Carolice -“dedicação apaixonada e altruísta a uma obra, causa, ideia…” (Dicionário Infopédia da Língua Portuguesa).

É isso mesmo! São pessoas que muitas vezes prejudicam a própria vida particular, para servir os interesses da comunidade. Portugal está cheio de gente assim. Basta analisar a forma como é dirigida a maior parte das associações de cultura, recreio e desporto, organismos sustentados com verbas reduzidas onde os cargos directivos não são remunerados.

Eu também fui um carola, com muita honra. Desde novo dediquei-me ao Clube de Condeixa, em todas as suas vertentes, inclusivamente a desportiva, embora nunca tivesse jeito para qualquer dessas práticas, mas até cheguei a ter o cartão da Associação de Futebol de Coimbra, para poder ser delegado aos jogos de futebol. A admiração é que a minha função devia ser presidente da Comissão Cultural!

Bem, mas tirando isso, fui grande carola em muitas outras actividades. Na organização de festas e bailes, então nem se fala! Em meados dos anos 1950 o Clube comprou uma aparelhagem sonora, composta por amplificador de som, gira-discos e microfone. Eu era o técnico de serviço, ou, como se diz agora, D.J.(discjokey, para quem não sabe).

Nessa altura o Clube tinha-se instalado no antigo prédio dos Correios, na Rua Lopo Vaz, um casarão antigo com grande salão no rés-do-chão. Quando para lá fomos, o soalho estava negro, de anos e anos sem limpeza que se visse. O Carnaval estava à porta e era a oportunidade de realizar um grande baile na própria sede, sem necessidade de recorrer aos salões do Paço dos Almadas. Porém o aspecto da sala não era nada convidativo, com o chão encardido. Foi uma das muitas ocasiões em que apareceu o espírito associativo. Quatro jovens, duas delas irmãs, a Albertina e a Rosa Pocinho, mais a Carmo Cabelo e a Maria José Lopes, dispuseram-se a esfregar com escova e sabão amarelo, todo aquele vasto soalho. Uma trabalheira, mas ficou obra asseada. Na verdadeira acepção da palavra!

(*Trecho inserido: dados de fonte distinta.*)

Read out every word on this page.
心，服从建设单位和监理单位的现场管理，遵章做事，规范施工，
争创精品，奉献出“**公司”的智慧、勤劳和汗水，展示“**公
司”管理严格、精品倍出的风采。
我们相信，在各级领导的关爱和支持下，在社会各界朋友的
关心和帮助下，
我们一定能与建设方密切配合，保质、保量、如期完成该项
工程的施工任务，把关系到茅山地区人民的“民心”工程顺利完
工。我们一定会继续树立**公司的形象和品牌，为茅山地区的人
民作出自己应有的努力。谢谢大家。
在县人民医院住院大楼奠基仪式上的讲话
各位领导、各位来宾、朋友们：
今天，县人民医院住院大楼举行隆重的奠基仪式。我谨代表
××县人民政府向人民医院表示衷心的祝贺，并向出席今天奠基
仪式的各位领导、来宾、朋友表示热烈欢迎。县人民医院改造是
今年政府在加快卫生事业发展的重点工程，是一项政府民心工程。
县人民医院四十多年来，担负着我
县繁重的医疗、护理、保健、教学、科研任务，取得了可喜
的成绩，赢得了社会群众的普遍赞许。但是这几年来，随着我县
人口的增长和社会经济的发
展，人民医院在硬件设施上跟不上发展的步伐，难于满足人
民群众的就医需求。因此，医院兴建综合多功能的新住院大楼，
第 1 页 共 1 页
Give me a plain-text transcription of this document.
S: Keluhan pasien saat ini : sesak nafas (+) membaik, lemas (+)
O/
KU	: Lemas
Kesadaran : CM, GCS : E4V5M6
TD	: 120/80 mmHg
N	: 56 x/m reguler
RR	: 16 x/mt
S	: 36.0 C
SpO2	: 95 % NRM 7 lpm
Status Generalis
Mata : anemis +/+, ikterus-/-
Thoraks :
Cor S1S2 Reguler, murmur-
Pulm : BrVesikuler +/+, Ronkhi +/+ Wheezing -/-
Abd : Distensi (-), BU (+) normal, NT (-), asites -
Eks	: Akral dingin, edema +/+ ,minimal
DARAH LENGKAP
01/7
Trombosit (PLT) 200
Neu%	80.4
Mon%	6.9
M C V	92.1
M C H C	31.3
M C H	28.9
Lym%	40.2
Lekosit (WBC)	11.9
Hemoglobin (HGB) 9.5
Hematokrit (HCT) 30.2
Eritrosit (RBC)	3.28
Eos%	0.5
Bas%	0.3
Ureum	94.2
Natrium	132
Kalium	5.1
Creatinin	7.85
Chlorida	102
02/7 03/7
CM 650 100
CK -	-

Quanto à decoração da sala, foi espectacular, pela originalidade. O pé-direito, bastante alto, foi encurtado com a colocação de esteiras e serpentinas. Como se tratava de um “baile trapalhão”, as paredes foram cobertas com abanos, vassouras de piaçaba e discos velhos, de grafonola, daqueles grandalhões, de 78 r.t.m. O efeito foi soberbo e os seus obreiros tiveram a recompensa com o sucesso do baile.

Mas muitas outras situações existiram passíveis de por à prova a carolice dos associados. Como, por exemplo, quando o Clube mudou as suas instalações para o Palácio dos Figueiredos (actual sede dos Paços do Concelho e houve necessidade de adaptação dos salões, sendo necessário o derrube de uma parede para arranjar espaço para as mesas de bilhar e de ping-pong. Trabalho insano que movimentou imensa gente cheia de boa-vontade. Não pode ser esquecido o sócio Artur Dinis, que disponibilizou materiais, ferramentas e mão de obra para que tudo corresse bem. Nessa altura também, a par de muitas outras, a minha contribuição foi a execução de toda a instalação eléctrica, gratuitamente.

Seria fastidioso referir todas as pessoas que, nestes mais de cem anos de existência do Clube de Condeixa, têm dedicado toda a sua boa vontade em prol da associação. Permitam-me no entanto lembrar o António Aires dos Santos Costa que durante muitas décadas foi “alma mater” daquela colectividade, dedicando-lhe horas sem fim.

Antes de mais convém lembrar que apesar de os estatutos do Clube afirmarem que se tratava de uma colectividade sem fins políticos, esta faceta nunca esteve afastada, pelo menos nos seus órgãos directivos. Assim, quando a direcção não era afecta ao governo da nação, quem sofria as consequências, naturalmente, era a associação. Aconteceu por inúmeras vezes. Numa delas, já a sede estava instalada no Palácio dos Figueiredos, corria-se o risco de ela ser encerrada se não tivesse frequência diária. Foi o António Aires quem, durante muito tempo, abriu as portas e ali se manteve, sozinho, até cerca da meia-noite, impedindo a execução da sentença.

São dedicações assim que dignificam uma colectividade. Recentemente, como foi noticiado no TERRAS DE SICÓ, a Câmara Municipal de Condeixa, na sua Gala do Desporto, galardoou Joaquim Pocinho com o Prémio Homenagem. Como diz o jornal: “A história do Clube confunde-se, no último meio século, com a do homem que o serve horas a fio, dia após dia, anos a perder de vista, uma vida. Um homem de causas, baluarte do associativismo que tem sabido granjear o respeito e admiração de todos”.

Enquanto os “carolas” disserem “Presente” a qualquer iniciativa, todas as pequenas colectividades poderão ser grandes!